Bibl.: W. Wrede, in Pauly-Wissowa, XIX, 1938, c. 1663, s. v. Phaleron; D. Levi, in Enc. It., XIV, 1932, p. 745 ss., s. v. Porto e mura; Ph. Negris, in Ath. Mitt., XXIX, 1904, p. 350 ss.; K. Lehmann, Die ant. Hafenanlagen d. Mittelmeeres, Lipsia 1923, pp. 79, 101, 247; A. v. Gerkan, Gr. Stadteanlagen, Berlino-Lipsia 1924, p. 55; J. Day, Phaleron and the Phaleric Wall, in Trans. a. Proc. Am. Phil.

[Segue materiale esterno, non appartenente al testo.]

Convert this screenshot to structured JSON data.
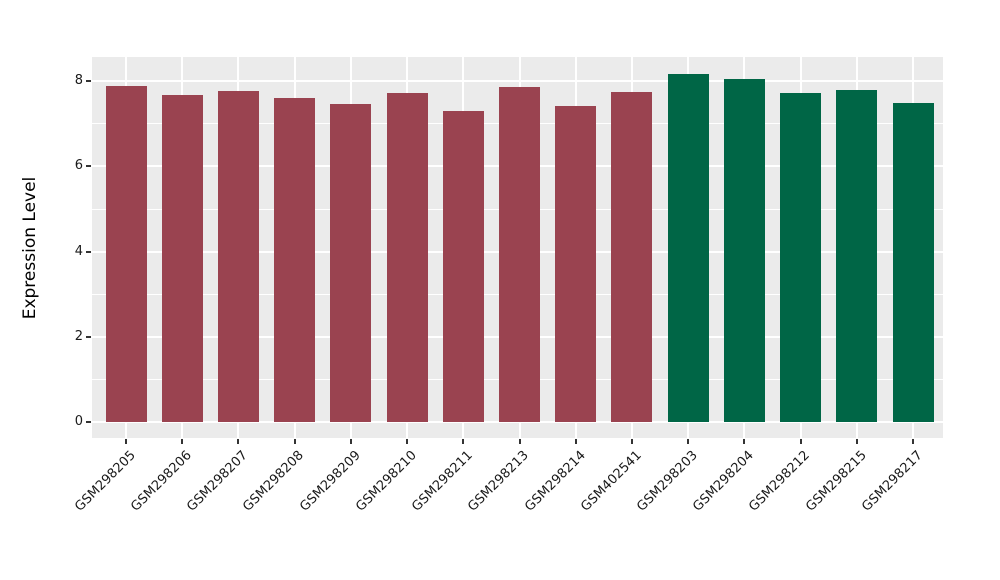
{
  "chart_data": {
    "type": "bar",
    "title": "",
    "xlabel": "",
    "ylabel": "Expression Level",
    "categories": [
      "GSM298205",
      "GSM298206",
      "GSM298207",
      "GSM298208",
      "GSM298209",
      "GSM298210",
      "GSM298211",
      "GSM298213",
      "GSM298214",
      "GSM402541",
      "GSM298203",
      "GSM298204",
      "GSM298212",
      "GSM298215",
      "GSM298217"
    ],
    "values": [
      7.88,
      7.68,
      7.78,
      7.61,
      7.46,
      7.72,
      7.29,
      7.87,
      7.42,
      7.75,
      8.17,
      8.04,
      7.72,
      7.8,
      7.49
    ],
    "bar_colors": [
      "#9A4350",
      "#9A4350",
      "#9A4350",
      "#9A4350",
      "#9A4350",
      "#9A4350",
      "#9A4350",
      "#9A4350",
      "#9A4350",
      "#9A4350",
      "#006646",
      "#006646",
      "#006646",
      "#006646",
      "#006646"
    ],
    "group_colors": {
      "left_group": "#9A4350",
      "right_group": "#006646"
    },
    "yticks": [
      0,
      2,
      4,
      6,
      8
    ],
    "yticks_minor": [
      1,
      3,
      5,
      7
    ],
    "ylim": [
      0,
      8.56
    ],
    "grid": true,
    "legend_position": "none",
    "panel_background": "#EBEBEB",
    "gridline_color": "#FFFFFF"
  }
}
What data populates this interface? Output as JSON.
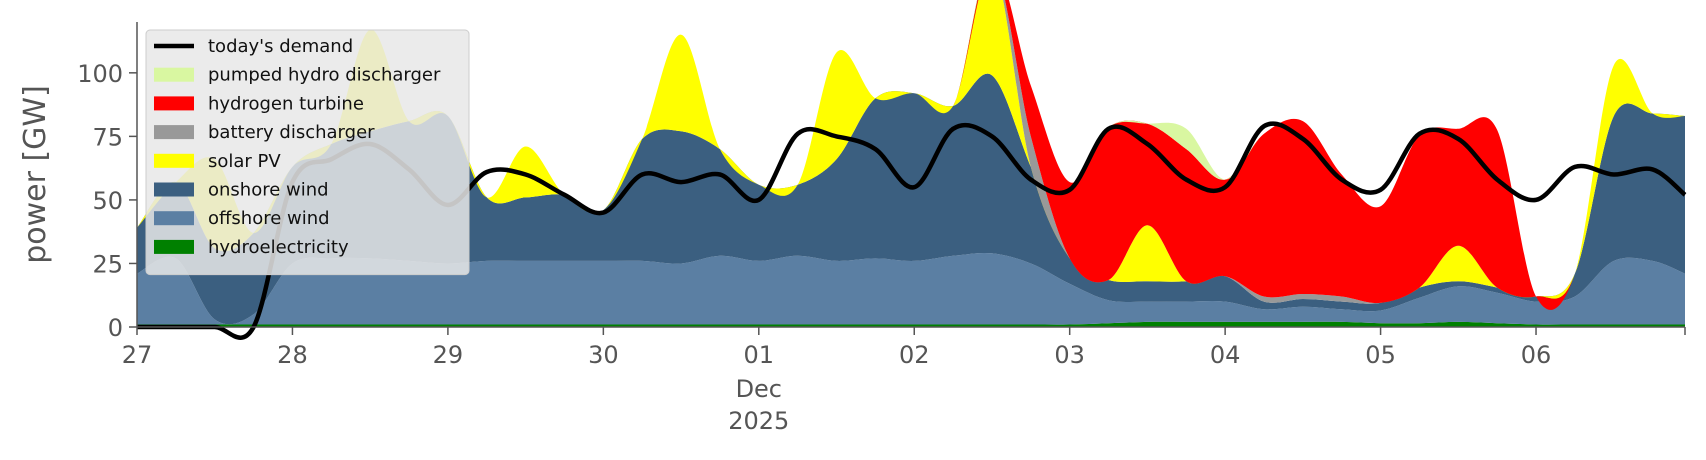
{
  "chart_data": {
    "type": "area",
    "ylabel": "power [GW]",
    "xlabel": "",
    "ylim": [
      0,
      120
    ],
    "xlim": [
      "2025-11-27T00:00",
      "2025-12-06T23:00"
    ],
    "yticks": [
      0,
      25,
      50,
      75,
      100
    ],
    "xticks": [
      {
        "date": "2025-11-27",
        "label": "27"
      },
      {
        "date": "2025-11-28",
        "label": "28"
      },
      {
        "date": "2025-11-29",
        "label": "29"
      },
      {
        "date": "2025-11-30",
        "label": "30"
      },
      {
        "date": "2025-12-01",
        "label": "01",
        "sublabels": [
          "Dec",
          "2025"
        ]
      },
      {
        "date": "2025-12-02",
        "label": "02"
      },
      {
        "date": "2025-12-03",
        "label": "03"
      },
      {
        "date": "2025-12-04",
        "label": "04"
      },
      {
        "date": "2025-12-05",
        "label": "05"
      },
      {
        "date": "2025-12-06",
        "label": "06"
      }
    ],
    "grid": false,
    "legend_position": "top-left",
    "x": [
      "2025-11-27T00:00",
      "2025-11-27T06:00",
      "2025-11-27T12:00",
      "2025-11-27T18:00",
      "2025-11-28T00:00",
      "2025-11-28T06:00",
      "2025-11-28T12:00",
      "2025-11-28T18:00",
      "2025-11-29T00:00",
      "2025-11-29T06:00",
      "2025-11-29T12:00",
      "2025-11-29T18:00",
      "2025-11-30T00:00",
      "2025-11-30T06:00",
      "2025-11-30T12:00",
      "2025-11-30T18:00",
      "2025-12-01T00:00",
      "2025-12-01T06:00",
      "2025-12-01T12:00",
      "2025-12-01T18:00",
      "2025-12-02T00:00",
      "2025-12-02T06:00",
      "2025-12-02T12:00",
      "2025-12-02T18:00",
      "2025-12-03T00:00",
      "2025-12-03T06:00",
      "2025-12-03T12:00",
      "2025-12-03T18:00",
      "2025-12-04T00:00",
      "2025-12-04T06:00",
      "2025-12-04T12:00",
      "2025-12-04T18:00",
      "2025-12-05T00:00",
      "2025-12-05T06:00",
      "2025-12-05T12:00",
      "2025-12-05T18:00",
      "2025-12-06T00:00",
      "2025-12-06T06:00",
      "2025-12-06T12:00",
      "2025-12-06T18:00",
      "2025-12-06T23:00"
    ],
    "series": [
      {
        "name": "hydroelectricity",
        "color": "#008000",
        "values": [
          1,
          1,
          1,
          1,
          1,
          1,
          1,
          1,
          1,
          1,
          1,
          1,
          1,
          1,
          1,
          1,
          1,
          1,
          1,
          1,
          1,
          1,
          1,
          1,
          1,
          1.5,
          2,
          2,
          2,
          2,
          2,
          2,
          1.5,
          1.5,
          2,
          1.5,
          1,
          1,
          1,
          1,
          1
        ]
      },
      {
        "name": "offshore wind",
        "color": "#5b7fa3",
        "values": [
          20,
          26,
          2,
          4,
          24,
          26,
          26,
          25,
          24,
          25,
          25,
          25,
          25,
          25,
          24,
          27,
          25,
          27,
          25,
          26,
          25,
          27,
          28,
          24,
          16,
          9,
          8,
          8,
          8,
          5,
          6,
          5,
          5,
          10,
          14,
          12,
          9,
          11,
          25,
          25,
          20
        ]
      },
      {
        "name": "onshore wind",
        "color": "#3b5f80",
        "values": [
          18,
          30,
          28,
          32,
          38,
          45,
          50,
          55,
          58,
          25,
          25,
          26,
          20,
          48,
          52,
          42,
          30,
          28,
          40,
          63,
          66,
          59,
          70,
          38,
          10,
          8,
          8,
          8,
          10,
          3,
          3,
          3,
          3,
          4,
          2,
          2,
          2,
          9,
          57,
          58,
          62
        ]
      },
      {
        "name": "solar PV",
        "color": "#ffff00",
        "values": [
          0,
          0,
          35,
          0,
          0,
          0,
          40,
          0,
          0,
          0,
          20,
          0,
          0,
          0,
          38,
          0,
          0,
          0,
          42,
          0,
          0,
          0,
          44,
          0,
          0,
          0,
          22,
          0,
          0,
          0,
          0,
          0,
          0,
          0,
          14,
          0,
          0,
          0,
          20,
          0,
          0
        ]
      },
      {
        "name": "battery discharger",
        "color": "#999999",
        "values": [
          0,
          0,
          0,
          0,
          0,
          0,
          0,
          0,
          0,
          0,
          0,
          0,
          0,
          0,
          0,
          0,
          0,
          0,
          0,
          0,
          0,
          0,
          0,
          12,
          0,
          0,
          0,
          0,
          0,
          2,
          2,
          2,
          0,
          0,
          0,
          0,
          0,
          0,
          0,
          0,
          0
        ]
      },
      {
        "name": "hydrogen turbine",
        "color": "#ff0000",
        "values": [
          0,
          0,
          0,
          0,
          0,
          0,
          0,
          0,
          0,
          0,
          0,
          0,
          0,
          0,
          0,
          0,
          0,
          0,
          0,
          0,
          0,
          0,
          0,
          20,
          30,
          60,
          40,
          52,
          38,
          64,
          68,
          48,
          38,
          60,
          46,
          62,
          0,
          0,
          0,
          0,
          0
        ]
      },
      {
        "name": "pumped hydro discharger",
        "color": "#d9f7a1",
        "values": [
          0,
          0,
          0,
          0,
          0,
          0,
          0,
          0,
          0,
          0,
          0,
          0,
          0,
          0,
          0,
          0,
          0,
          0,
          0,
          0,
          0,
          0,
          0,
          0,
          0,
          0,
          0,
          8,
          0,
          0,
          0,
          0,
          0,
          0,
          0,
          0,
          0,
          0,
          0,
          0,
          0
        ]
      }
    ],
    "line_series": {
      "name": "today's demand",
      "color": "#000000",
      "values": [
        0,
        0,
        0,
        0,
        57,
        66,
        72,
        62,
        48,
        61,
        60,
        52,
        45,
        60,
        57,
        60,
        50,
        76,
        75,
        70,
        55,
        78,
        75,
        58,
        54,
        78,
        72,
        58,
        55,
        79,
        74,
        58,
        54,
        76,
        74,
        58,
        50,
        63,
        60,
        62,
        52
      ]
    }
  }
}
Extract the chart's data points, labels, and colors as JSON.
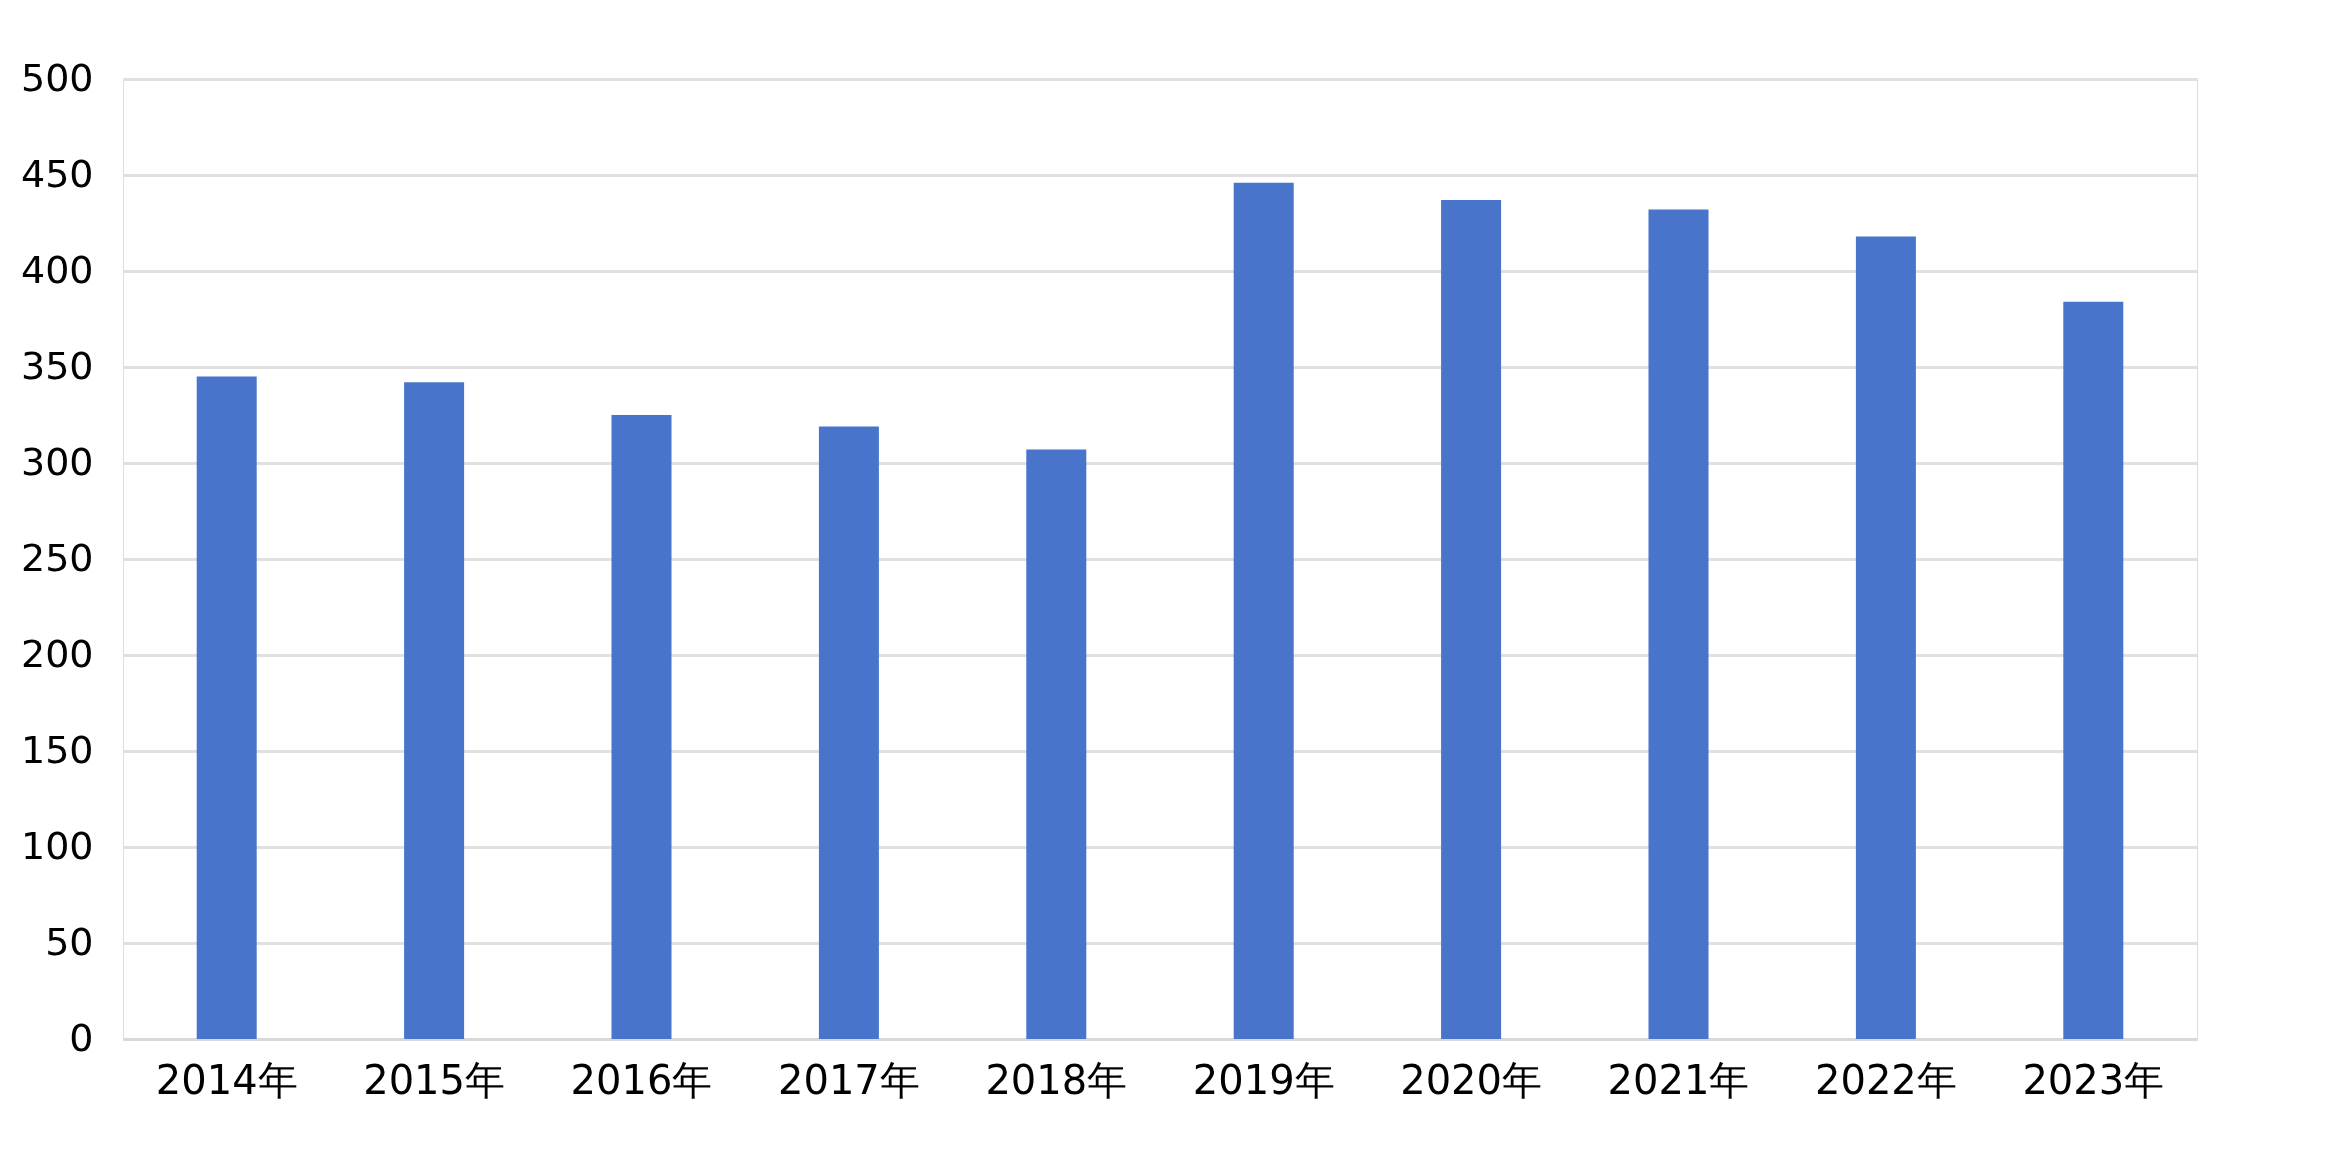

Ass., LIX, 1928, p. 164 ss.; W. Judeich, Topographie v. Athens, Monaco 1931, p. 155, nota 1, pp. 158, 425 ss., 458. Necropoli: K. Kuruniotis, in Arch. Ephemeris, 1911, p. 246 ss.; P. Pelekidis, in Arch. Deltion, 1916, p. 13 ss. Rilievi del F.: R. Kekule v. Stradonitz, in Berliner Winckelmannsprogramm, LXV, Berlino 1905; Th. Homolle, in Revue Archéol., XI, 1920 (1), p. 1 ss.; S. Papaspiridi, Guide du Musée Nat., Atene 1927, p. 54 ss., con bibl. precedente; O. Walter, in Arch. Ephem., 1937 (1938), p. 97 ss.; G. E. Rizzo, in Boll. d'Arte, 1938, p. 329; J. Warin, in Revue Archéol., XIII, 1939 (1), p. 143 ss.; Ch. Picard, Manuel, II, Parigi 1939, p. 833, con bibl. precedente. Statua di villa Doria-Pamphili: A. Hekler, in Jahrbuch, XLII, 1927, p. 67 ss. = E. A. 2337.